3人が本棚に入れています
本棚に追加
翌年、また同じようなことがあり、店長は綱島さんの奥さんに相談したそうです。
すると、綱島さんの奥さんは何度も謝罪しながら、店にやって来てチョコレートケーキを買って行きました。
「あの人が、私のために予約してくれたケーキ。来年ももしあの人から予約の電話が来ましたら、お知らせください。私が買いに参りますので」
奥さんはそう言ったそうです。
それからも毎年、12月半ばになると綱島さんから予約の電話があり、奥さんが取りに来るのだと、カンナは私に教えてくれました。
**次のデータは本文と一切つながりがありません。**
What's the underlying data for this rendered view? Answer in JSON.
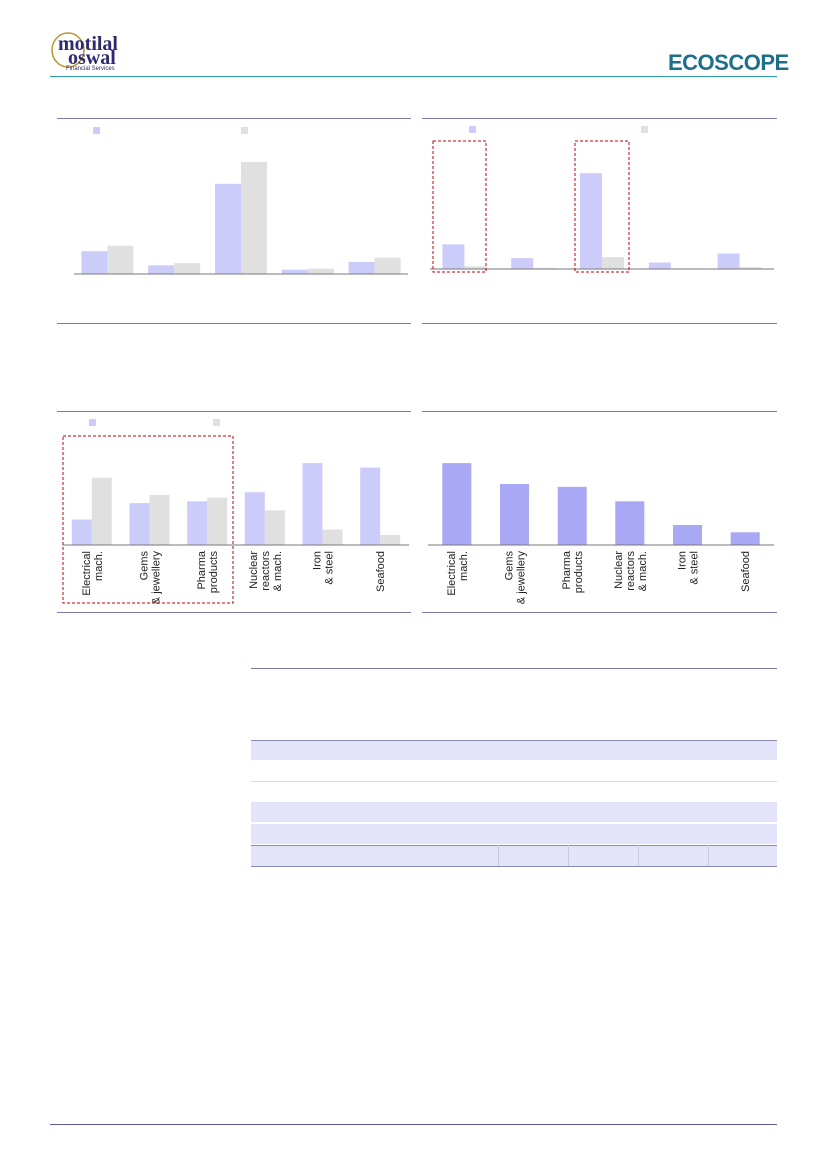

私はレジの横を確認すると、血のついた紙幣はなくなっていました。
カンナは綱島さんの奥さんに電話をかけると、三十分ほどして穏やかそうな奥さんがやってきました。
「毎年、ご迷惑かけてごめんなさいね」
そう言って、チョコレートケーキを買って行きました。
クリスマスケーキは大きくて、一人で食べきれるのだろうか、と余計な心配をしていると、カンナは「心配いらない」と言いました。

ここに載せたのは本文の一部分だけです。